Monday

Djed Pillar



The Djed pillar is the strangest of Egyptian symbols and most closely resembles an electrical device with insulators. It is often represented with people wearing what appear to be space suits or insulating clothes. The cathode-ray tube or "Crookes' tube" like object depicted in scenes from the temple of Hathor at Dendera may depict a relativistic source of these heavy electrons - which could drastically expedite the magical processes which involve these particular tubes.

In his book The Eyes of the Sphinx, Erich Von Daniken writes that the relief is found in "a secret crypt" that "can be accessed only through a small opening. The room has a low ceiling. The air is stale and laced with the smell of dried urine from the guards who occasionally use it as a urinal." The room is not so secret, however, as many tourists visit and photograph the room every year. Von Daniken sees the snake as a filament, the djed pillar as an insulator, and claims "the monkey with the sharpened knives symbolizes the danger that awaits those who do not understand the device." This "device" is, the reader is assured, an ancient electric light bulb.

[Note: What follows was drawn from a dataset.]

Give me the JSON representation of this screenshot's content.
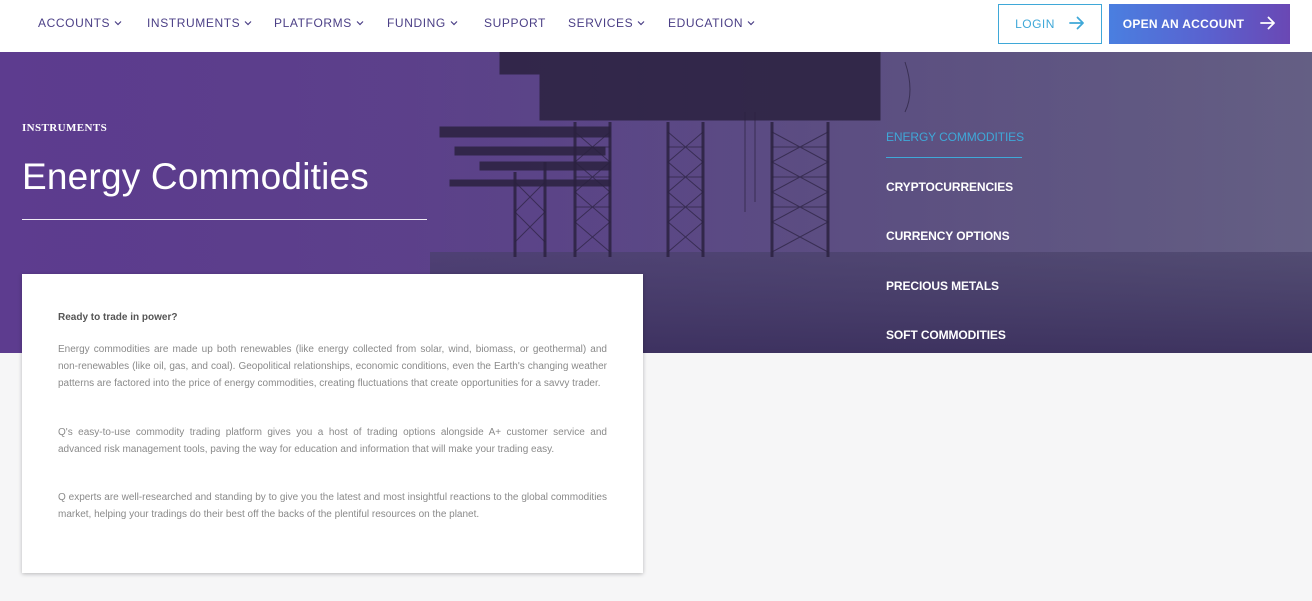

My theory is that the Djed pillar were two electric conductors that were brung to the egyptians from beings who were called the ' Zep Tepi ' beings who rode in fiery boats. These beings could have been beings who sat on throwns in Atlantis 400,000 years ago. These two Djed objects infact look simlar to conductors we see on a light post that holds power lines. Did the egyptians have electricty sum 3,000 BCE.